The previous instances had already ruled that in the absence of an agreement on the duration of the weekly working time in an on-call employment contract, the statutory provision of § 12 (1) sent. 3 of the German Part-Time Working and Fixed-Term Employment Act (Teilzeit- und Befristungsgesetz, TzBfG) closed the resulting regulatory gap and a working time of 20 hours per week was deemed to be agreed. The Federal Labor Court ultimately agreed with this legal opinion.
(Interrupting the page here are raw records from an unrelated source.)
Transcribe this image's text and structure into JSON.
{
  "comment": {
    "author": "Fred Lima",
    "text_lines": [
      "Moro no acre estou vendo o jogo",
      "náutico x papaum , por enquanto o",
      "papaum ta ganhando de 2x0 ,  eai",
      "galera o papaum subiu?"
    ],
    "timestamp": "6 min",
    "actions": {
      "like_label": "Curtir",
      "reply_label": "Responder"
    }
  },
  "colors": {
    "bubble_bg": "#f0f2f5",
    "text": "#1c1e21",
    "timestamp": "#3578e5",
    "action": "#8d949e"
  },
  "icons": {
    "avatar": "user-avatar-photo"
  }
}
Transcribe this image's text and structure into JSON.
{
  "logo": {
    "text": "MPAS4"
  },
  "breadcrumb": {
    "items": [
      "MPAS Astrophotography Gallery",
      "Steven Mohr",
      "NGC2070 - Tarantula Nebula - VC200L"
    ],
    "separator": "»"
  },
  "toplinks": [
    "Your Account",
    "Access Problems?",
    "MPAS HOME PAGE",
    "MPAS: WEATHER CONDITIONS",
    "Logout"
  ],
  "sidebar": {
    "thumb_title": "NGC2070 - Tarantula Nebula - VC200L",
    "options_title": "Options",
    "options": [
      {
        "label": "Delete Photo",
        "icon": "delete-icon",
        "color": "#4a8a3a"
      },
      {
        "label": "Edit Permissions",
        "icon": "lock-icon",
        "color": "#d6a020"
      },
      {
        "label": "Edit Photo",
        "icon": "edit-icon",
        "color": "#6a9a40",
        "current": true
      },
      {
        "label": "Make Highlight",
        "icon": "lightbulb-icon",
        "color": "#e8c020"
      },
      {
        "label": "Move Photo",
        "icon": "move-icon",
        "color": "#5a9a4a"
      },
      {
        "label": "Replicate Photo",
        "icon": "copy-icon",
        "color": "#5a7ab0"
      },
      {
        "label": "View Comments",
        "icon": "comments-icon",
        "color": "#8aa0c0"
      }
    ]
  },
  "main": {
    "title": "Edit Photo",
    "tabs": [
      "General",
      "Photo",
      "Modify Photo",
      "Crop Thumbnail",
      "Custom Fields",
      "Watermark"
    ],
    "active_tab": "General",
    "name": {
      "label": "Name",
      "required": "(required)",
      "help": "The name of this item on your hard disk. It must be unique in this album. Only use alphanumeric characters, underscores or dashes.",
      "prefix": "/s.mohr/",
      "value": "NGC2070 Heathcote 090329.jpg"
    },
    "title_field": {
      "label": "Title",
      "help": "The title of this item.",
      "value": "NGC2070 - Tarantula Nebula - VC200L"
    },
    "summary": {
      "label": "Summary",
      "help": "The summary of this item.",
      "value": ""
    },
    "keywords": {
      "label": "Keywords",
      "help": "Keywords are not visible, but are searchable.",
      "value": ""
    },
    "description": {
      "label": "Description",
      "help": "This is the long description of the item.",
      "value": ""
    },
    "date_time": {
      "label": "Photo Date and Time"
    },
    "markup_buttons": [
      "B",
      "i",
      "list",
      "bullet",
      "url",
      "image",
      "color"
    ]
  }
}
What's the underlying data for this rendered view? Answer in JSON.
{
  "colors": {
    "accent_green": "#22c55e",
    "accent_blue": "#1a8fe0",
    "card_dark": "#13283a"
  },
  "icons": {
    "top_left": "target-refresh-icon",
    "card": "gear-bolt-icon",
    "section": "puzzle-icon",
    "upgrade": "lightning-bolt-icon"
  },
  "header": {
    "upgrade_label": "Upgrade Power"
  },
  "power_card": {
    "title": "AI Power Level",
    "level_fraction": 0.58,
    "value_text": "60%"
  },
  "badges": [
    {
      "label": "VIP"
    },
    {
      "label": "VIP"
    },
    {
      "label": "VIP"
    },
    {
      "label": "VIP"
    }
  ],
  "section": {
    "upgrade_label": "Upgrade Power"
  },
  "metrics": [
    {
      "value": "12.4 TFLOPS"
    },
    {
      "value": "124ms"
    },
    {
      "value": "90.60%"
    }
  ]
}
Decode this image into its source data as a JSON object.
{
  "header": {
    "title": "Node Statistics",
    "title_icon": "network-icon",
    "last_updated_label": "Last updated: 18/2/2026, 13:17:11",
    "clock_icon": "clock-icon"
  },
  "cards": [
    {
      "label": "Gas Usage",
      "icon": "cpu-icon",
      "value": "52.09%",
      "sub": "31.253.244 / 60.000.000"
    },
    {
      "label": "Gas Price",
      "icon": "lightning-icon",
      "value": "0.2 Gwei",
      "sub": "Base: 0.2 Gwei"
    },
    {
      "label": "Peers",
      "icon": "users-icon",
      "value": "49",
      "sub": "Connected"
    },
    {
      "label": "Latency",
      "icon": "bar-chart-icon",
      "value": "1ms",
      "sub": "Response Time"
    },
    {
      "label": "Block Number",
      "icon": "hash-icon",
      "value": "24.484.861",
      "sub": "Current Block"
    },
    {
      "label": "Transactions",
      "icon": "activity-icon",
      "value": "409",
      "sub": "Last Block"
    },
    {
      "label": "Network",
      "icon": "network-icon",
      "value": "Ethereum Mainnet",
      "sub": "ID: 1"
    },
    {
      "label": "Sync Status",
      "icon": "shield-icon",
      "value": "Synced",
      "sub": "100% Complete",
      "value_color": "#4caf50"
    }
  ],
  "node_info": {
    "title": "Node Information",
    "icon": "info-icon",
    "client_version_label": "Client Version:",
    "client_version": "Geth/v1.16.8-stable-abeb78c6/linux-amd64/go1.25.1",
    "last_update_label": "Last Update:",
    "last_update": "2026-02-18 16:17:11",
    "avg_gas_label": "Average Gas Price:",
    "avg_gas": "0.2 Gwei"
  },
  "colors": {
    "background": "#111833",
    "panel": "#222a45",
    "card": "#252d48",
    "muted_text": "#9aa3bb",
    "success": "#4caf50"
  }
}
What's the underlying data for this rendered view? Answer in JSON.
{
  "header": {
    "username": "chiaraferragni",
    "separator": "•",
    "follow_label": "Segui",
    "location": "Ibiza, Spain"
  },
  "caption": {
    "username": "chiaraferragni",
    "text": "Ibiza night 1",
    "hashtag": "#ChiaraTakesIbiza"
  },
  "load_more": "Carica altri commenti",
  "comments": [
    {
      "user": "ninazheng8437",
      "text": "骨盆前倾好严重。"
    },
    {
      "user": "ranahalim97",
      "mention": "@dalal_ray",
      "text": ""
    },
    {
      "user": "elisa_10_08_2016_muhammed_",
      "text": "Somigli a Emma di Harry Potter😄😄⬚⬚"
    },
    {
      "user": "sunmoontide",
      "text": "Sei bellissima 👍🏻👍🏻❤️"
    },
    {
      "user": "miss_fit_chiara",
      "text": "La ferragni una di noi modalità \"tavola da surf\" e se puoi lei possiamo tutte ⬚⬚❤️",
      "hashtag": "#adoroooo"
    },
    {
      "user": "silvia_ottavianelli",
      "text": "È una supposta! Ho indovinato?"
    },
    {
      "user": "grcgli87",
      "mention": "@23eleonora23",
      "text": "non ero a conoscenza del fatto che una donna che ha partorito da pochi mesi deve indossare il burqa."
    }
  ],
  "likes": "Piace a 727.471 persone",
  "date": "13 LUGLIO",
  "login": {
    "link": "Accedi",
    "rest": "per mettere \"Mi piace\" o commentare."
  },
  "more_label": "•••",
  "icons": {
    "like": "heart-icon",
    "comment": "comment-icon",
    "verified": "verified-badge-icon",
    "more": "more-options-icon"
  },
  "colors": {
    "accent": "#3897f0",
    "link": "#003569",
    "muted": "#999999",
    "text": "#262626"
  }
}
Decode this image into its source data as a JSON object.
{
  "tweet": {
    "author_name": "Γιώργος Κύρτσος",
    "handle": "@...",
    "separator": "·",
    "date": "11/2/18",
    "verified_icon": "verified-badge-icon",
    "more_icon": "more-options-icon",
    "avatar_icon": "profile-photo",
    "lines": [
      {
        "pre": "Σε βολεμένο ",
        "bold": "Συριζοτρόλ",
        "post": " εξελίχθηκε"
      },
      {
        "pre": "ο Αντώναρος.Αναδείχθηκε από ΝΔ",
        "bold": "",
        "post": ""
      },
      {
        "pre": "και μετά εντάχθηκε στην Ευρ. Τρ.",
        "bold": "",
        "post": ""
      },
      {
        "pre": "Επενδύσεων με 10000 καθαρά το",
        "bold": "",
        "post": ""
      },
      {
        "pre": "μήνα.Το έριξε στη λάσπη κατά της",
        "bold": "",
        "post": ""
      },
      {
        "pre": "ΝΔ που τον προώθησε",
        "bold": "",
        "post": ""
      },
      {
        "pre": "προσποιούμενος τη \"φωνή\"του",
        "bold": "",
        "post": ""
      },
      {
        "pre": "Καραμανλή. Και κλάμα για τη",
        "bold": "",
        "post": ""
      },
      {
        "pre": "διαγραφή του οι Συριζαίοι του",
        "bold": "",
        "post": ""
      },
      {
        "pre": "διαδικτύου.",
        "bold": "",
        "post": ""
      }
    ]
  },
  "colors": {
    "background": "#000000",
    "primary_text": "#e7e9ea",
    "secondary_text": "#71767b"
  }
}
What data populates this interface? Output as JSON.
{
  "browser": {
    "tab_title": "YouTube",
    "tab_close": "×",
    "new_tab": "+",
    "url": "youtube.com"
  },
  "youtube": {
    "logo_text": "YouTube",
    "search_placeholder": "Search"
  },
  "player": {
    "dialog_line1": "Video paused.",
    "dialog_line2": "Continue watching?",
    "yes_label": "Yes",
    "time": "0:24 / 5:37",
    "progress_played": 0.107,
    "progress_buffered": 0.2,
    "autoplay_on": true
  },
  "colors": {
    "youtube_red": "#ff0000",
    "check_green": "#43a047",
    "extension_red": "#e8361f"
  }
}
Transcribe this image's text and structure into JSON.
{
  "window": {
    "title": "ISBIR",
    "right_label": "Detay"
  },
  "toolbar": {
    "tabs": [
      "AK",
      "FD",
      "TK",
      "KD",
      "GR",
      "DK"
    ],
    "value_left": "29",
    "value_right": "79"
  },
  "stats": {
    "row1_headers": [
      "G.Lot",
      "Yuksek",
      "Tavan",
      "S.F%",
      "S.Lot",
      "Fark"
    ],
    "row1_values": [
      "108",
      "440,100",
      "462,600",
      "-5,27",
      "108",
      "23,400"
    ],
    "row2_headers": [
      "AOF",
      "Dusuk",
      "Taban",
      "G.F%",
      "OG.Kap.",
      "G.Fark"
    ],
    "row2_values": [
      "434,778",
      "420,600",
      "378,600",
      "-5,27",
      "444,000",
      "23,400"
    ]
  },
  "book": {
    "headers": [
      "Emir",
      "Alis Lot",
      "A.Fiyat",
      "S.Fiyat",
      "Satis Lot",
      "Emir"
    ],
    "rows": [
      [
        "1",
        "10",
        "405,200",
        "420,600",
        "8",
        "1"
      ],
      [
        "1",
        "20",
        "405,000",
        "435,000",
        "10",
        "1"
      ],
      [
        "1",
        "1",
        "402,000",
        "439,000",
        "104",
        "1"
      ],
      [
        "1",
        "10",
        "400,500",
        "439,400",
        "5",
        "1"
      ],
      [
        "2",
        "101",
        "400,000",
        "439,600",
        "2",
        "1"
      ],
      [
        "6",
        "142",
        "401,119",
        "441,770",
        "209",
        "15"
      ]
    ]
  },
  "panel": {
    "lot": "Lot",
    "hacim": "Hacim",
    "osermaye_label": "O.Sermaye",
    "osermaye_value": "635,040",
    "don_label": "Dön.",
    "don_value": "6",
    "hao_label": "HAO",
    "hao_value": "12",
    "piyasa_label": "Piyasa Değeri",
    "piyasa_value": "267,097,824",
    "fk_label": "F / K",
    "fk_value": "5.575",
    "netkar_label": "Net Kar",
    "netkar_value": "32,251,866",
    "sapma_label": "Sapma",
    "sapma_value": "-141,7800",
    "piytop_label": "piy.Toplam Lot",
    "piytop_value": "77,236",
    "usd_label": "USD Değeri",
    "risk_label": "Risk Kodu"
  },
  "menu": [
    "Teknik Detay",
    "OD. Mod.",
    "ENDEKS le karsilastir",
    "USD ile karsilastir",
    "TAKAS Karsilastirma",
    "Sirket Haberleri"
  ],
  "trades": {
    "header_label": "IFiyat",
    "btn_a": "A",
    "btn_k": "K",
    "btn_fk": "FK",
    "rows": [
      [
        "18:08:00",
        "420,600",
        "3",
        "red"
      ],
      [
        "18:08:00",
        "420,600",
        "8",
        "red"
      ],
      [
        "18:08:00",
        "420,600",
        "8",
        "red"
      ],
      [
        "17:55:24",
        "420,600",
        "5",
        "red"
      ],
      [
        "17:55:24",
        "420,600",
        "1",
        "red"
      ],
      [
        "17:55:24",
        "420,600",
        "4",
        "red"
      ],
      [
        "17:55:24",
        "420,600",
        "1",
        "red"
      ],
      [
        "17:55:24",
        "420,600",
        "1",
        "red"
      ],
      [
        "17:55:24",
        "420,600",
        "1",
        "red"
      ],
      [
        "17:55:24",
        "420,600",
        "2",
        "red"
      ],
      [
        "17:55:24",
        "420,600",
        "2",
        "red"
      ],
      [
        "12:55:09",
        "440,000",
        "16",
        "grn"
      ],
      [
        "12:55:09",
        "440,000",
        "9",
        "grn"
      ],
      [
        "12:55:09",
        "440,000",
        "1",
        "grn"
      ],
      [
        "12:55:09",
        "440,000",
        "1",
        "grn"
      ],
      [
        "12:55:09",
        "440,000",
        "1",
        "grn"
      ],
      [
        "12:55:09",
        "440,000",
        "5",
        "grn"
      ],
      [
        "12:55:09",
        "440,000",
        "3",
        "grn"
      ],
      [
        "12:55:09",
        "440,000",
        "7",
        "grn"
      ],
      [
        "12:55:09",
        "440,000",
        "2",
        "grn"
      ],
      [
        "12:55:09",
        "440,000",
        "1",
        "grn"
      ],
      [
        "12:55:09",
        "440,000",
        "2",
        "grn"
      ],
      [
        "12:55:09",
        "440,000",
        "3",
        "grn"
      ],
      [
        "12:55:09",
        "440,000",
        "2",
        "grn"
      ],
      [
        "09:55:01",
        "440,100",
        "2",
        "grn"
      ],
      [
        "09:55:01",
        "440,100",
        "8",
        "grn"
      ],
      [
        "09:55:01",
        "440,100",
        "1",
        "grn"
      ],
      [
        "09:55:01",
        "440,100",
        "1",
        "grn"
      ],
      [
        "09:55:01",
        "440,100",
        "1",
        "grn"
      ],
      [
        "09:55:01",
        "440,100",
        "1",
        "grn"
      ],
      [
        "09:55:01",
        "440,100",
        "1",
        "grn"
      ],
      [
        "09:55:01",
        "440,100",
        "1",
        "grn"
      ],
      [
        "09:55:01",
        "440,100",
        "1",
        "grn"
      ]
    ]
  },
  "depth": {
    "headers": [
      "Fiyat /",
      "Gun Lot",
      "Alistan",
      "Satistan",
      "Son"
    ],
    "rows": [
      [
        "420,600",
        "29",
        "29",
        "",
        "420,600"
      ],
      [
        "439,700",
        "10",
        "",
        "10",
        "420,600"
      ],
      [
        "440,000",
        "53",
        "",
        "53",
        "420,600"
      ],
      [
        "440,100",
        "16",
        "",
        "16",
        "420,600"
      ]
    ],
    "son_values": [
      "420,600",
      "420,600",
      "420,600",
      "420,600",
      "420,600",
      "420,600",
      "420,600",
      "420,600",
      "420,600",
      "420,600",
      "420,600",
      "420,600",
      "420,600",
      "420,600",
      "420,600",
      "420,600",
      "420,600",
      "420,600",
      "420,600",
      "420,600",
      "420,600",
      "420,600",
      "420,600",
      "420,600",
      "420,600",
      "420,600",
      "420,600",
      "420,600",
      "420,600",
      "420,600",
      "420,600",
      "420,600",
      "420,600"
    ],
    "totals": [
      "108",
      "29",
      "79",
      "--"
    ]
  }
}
A deviation from the statutory provision in § 12 (1) sent. 3 of the German Part-Time Working and Fixed-Term Employment Act with regard to the duration of the weekly working time can only be considered in exceptional cases by way of a supplementary interpretation of the employment contract if a weekly working time of 20 hours does not represent an appropriate provision in the individual case. Additionally, there must be  objective indications that the contracting parties would have agreed on a higher or lower weekly working time when concluding the on-call employment contract had they known that specification of working hours was necessary. However, there were no indications of this in the case.

Irrespective of this, the contracting parties could also expressly or impliedly agree on a different weekly working time during the term of the employment relationship. However, the on-call behavior of the employer alone is not sufficient, because it cannot be interpreted as a legal declaration that the employer intends to commit to a higher weekly working time in the future. The employee’s willingness to work more than 20 hours per week could also not lead to the assumption that the employee wanted to work more than 20 hours per week on a permanent basis.

For reasons of legal certainty and in order to avoid costly litigation, employers may therefore want to ensure that a specific weekly working time and the scope of the on-call working hours are explicitly agreed in on-call employment contracts.